26.07.2021

Single Cell RNAseq Analysis Workflow

Learning Objectives

Goals:

  • identify genes that differentially expressed between clusters,

  • exclusively or not,

  • using different methods that test:

    • the mean expression level,

    • the whole distribution,

    • or the proportion of cells expressing the gene

  • compile a summary table.

Learning Objectives

Challenges:

  • Over-interpretation of the results

  • Combining different types of marker identification

Recommendations:

  • Think of the results as hypotheses that need verification.

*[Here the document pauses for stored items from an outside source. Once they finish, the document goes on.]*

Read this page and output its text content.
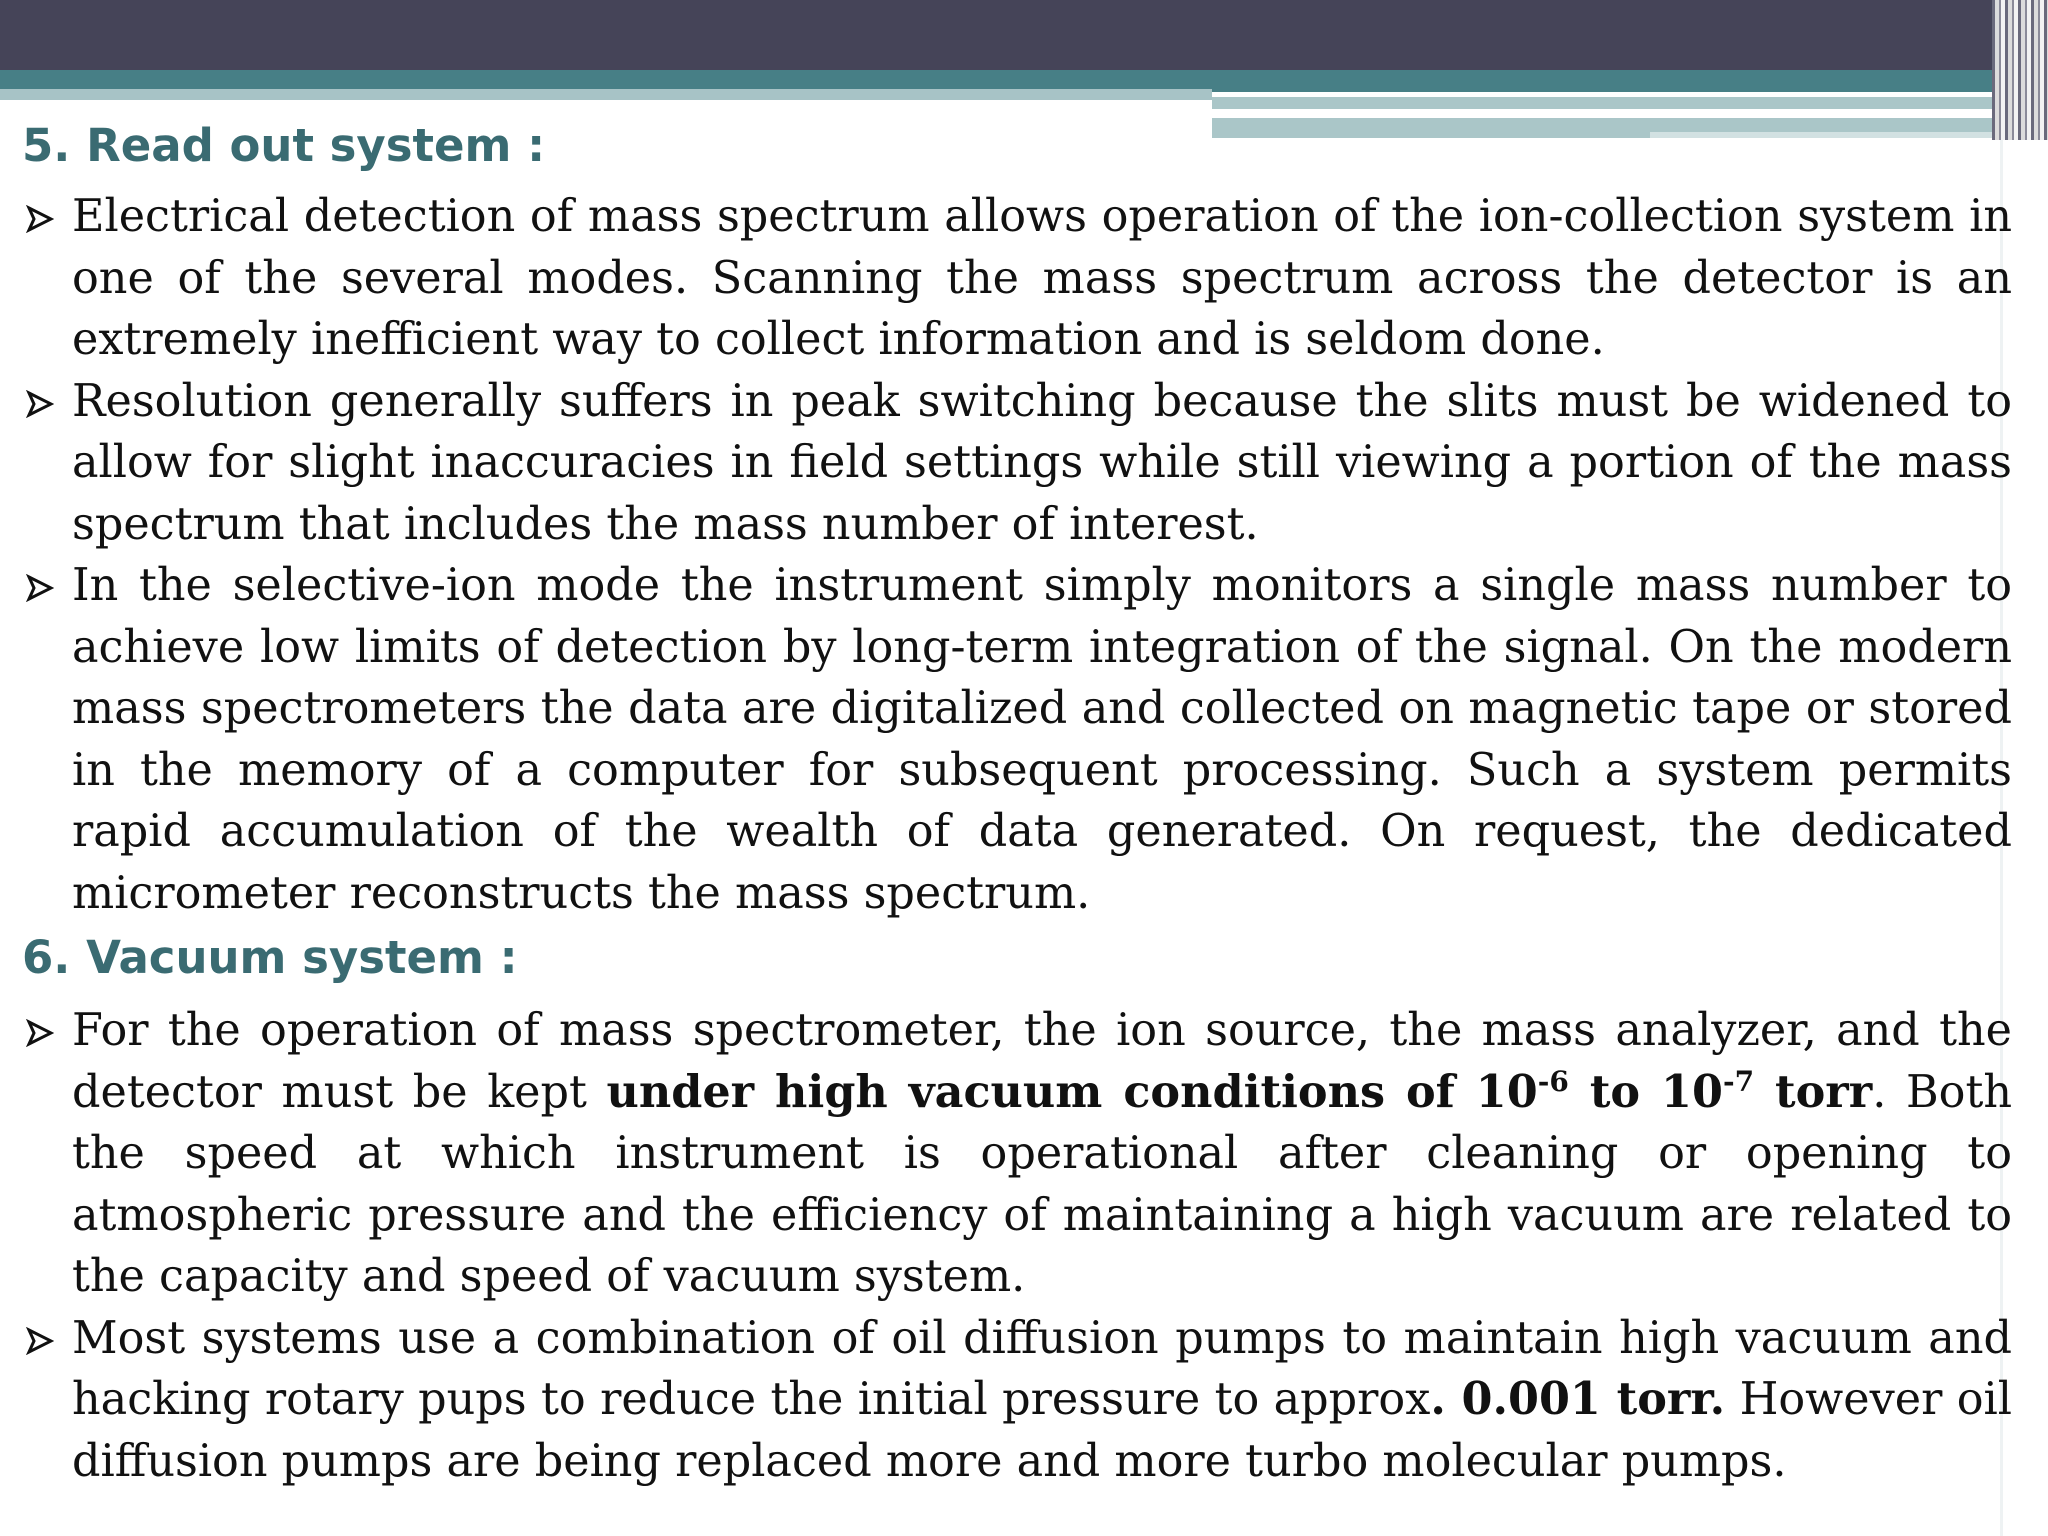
5. Read out system :
Electrical detection of mass spectrum allows operation of the ion-collection system in one of the several modes. Scanning the mass spectrum across the detector is an extremely inefficient way to collect information and is seldom done.
Resolution generally suffers in peak switching because the slits must be widened to allow for slight inaccuracies in field settings while still viewing a portion of the mass spectrum that includes the mass number of interest.
In the selective-ion mode the instrument simply monitors a single mass number to achieve low limits of detection by long-term integration of the signal. On the modern mass spectrometers the data are digitalized and collected on magnetic tape or stored in the memory of a computer for subsequent processing. Such a system permits rapid accumulation of the wealth of data generated. On request, the dedicated micrometer reconstructs the mass spectrum.
6. Vacuum system :
For the operation of mass spectrometer, the ion source, the mass analyzer, and the detector must be kept under high vacuum conditions of $10^{-6}$ to $10^{-7}$ torr. Both the speed at which instrument is operational after cleaning or opening to atmospheric pressure and the efficiency of maintaining a high vacuum are related to the capacity and speed of vacuum system.
Most systems use a combination of oil diffusion pumps to maintain high vacuum and hacking rotary pups to reduce the initial pressure to approx. 0.001 torr. However oil diffusion pumps are being replaced more and more turbo molecular pumps.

  • Identify all markers conserved between conditions for each cluster

  • Identify markers that are differentially expressed between specific clusters

Differential expression

Differential expression

  • Differential expression is comparative. Common comparisons include:

  • pairwise cluster comparisons,

    • eg. cluster 1 vs cluster2, cluster 2 vs cluster 3 etc.
  • for a given cluster finding ‘marker genes’ that are:

    • DE compared to all cells outside of the cluster
    • DE compared to at least one other cluster
    • DE compared to each of the other clusters
    • DE compare to “most” of the other clusters
    • DE and up-regulated (up- regulated markers are somehow easier to interpret)
  • cell-type comparisons (if cell type is known) (with and without clustering)

findMarkers

findMarkers

Why special distributions?

high noise levels (technical and biological factors)

low library sizes

low amoung of available mRNAs result in amplification biases and dropout events

3’ bias, partial coverage, uneven depth

stochastic nature of transcription

multimodality in gene expression (presence of multiple possible cell states within a cell population)

Parametric vs Non-parametric tests

  • The better model fits to the data, the better (more accurate) statistics

  • When we cannot fit a model to our data, we resort to non-parametric models (e.g. Wilcoxon rank-sum test, Kruskal-Wallis, Kolmogorov-Smirnov test)

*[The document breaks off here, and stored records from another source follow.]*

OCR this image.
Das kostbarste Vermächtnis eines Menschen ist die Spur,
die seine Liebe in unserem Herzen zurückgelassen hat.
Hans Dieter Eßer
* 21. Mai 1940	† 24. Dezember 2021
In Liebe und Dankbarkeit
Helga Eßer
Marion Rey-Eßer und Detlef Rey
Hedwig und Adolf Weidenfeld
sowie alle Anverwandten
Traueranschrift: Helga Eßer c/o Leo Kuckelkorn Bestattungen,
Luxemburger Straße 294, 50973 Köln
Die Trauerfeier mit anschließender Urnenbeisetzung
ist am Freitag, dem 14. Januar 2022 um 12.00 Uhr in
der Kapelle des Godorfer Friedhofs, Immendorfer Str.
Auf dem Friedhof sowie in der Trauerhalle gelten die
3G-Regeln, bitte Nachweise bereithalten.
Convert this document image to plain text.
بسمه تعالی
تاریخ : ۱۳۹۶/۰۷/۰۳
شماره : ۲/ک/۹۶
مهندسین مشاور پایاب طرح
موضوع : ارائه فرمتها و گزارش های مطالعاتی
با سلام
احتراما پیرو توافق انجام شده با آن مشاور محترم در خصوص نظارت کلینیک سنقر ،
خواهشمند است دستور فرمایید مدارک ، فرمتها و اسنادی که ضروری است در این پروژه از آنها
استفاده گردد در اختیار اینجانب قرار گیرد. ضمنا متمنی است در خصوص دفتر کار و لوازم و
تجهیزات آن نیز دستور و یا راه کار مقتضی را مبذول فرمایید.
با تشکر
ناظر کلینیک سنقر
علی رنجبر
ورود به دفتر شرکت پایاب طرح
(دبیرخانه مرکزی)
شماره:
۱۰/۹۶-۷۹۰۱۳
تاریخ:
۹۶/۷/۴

  • Non-parametric tests generally convert observed expression values to ranks

  • They test whether the distribution of ranks for one group are significantly different from the distribution of ranks for the other group

  • May fail in presence of large number of tied values, such as the case of dropouts (zeros) in scRNA-seq

  • If the conditions for a parametric test hold, then it will be typically more powerful that a non-parametric test

Gene-wise null hypothesis

  • Wilcoxon rank-sum test: “It is equally likely that a randomly selected cell from cluster 1 will have higher or lower expression of the gene than a randomly selected cell from cluster 2”

  • Binomial test: “Probability of being expressed is the same in cluster 1 and cluster 2”

  • t-test: “Mean expression of genes in cluster 1 and cluster 2 are the same”

Performance of different tests

Some highlights:

  • t-test and Wilcoxon work well, given at least few dozens cells to compare

  • Bulk RNA-seq analysis methods do not generally perform worse than those specifically developed for scRNA-seq

  • Filtering out lowly expressed genes in quite important for good performance of bulk methods (edgeR, DEseq2)

So, what’s really important?

  • It’s important to understand what are we trying to compare, e.g. mean expressions, or probability of being expressed

  • It’s important to understand the data

  • It’s important to assess and validate the results

Things to think about

  • Always go back to RNA assay (or similar) for doing differential expression.

  • Depending on the method you chose use: counts, normalised counts or lognormalized counts.

  • Normalization strategy has a big influence on the results in differential expression, size factors may help.

    • e.g comparing celltype with few expressed genes vs a cell type with many genes.

Things to think about

  • Do not forget to account for batch effect

    • You can use the block argument in findMarkers to model batch effect

Things to think about

  • A lot of what you get will be noise. Take two random set of cells and run DE and you probably with have a few significant genes with most of the commonly used tests.

Practical Session

  • “Always go back to RNA assay (or similar) for doing differential expression.”

    • We will use normalized expression values (not corrected) for testing for differential expression between clusters
  • “Do not forget to account for batch effect”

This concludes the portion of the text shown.